For the instruments with an empty mean size, no astrometric calibrations have been created yet. To get a feeling for what these numbers mean, recall that the celestial sphere has an area of 4 π rad², that is, 4⋅180²/π or 42'000 square degrees. So, some instruments here indeed covered 20% of the night sky in one go.

I was undecided between cutting at 150 (there is a fairly pronounced gap there) or at 50 (the gap there is even more pronounced) square degrees and provisionally went for 150 (note that this might still change in the coming days), mainly because of the distribution of the plates.

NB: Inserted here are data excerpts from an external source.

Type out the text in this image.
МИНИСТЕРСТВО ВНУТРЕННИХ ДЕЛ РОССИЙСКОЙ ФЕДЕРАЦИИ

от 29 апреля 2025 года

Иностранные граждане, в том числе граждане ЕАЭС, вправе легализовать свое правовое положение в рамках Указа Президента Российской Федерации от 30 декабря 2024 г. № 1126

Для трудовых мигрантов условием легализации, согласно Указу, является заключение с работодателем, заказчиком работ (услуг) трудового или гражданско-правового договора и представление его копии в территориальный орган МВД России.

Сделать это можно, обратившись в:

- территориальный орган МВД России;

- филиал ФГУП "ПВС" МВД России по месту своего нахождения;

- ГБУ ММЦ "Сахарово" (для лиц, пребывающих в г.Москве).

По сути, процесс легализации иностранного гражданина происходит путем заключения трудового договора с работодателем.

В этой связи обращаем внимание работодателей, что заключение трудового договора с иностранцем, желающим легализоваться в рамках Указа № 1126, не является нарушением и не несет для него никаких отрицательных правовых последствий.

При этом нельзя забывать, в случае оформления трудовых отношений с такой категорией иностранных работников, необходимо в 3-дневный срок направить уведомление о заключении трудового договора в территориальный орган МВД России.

You see, the histogram above is about instruments. To assess the consequences of choosing one cut or the other, I would like to know how many images a given cut will remove from our SIAP and ObsTAP services. Well, aggregate functions to the rescue again:

SELECT ROUND(AREA(s_region)/100)*100 AS platebin, count(*) AS ct
FROM dasch.plates
GROUP BY platebin

To plot such a pre-computed histogram in TOPCAT, tell the histogram plot window to use ct as the weight, and you will see something like this:

A wide histogram with a high peak at about 50, rising to 1.2e5. Another noticeable concentration is around 1250, and there is signifiant weight also approaching 450 from the left.

It was this histogram that made me pick 150 deg² as the cutoff point for what should be discoverable in all-VO queries: I simply wanted to retain the plates in the second bar from left.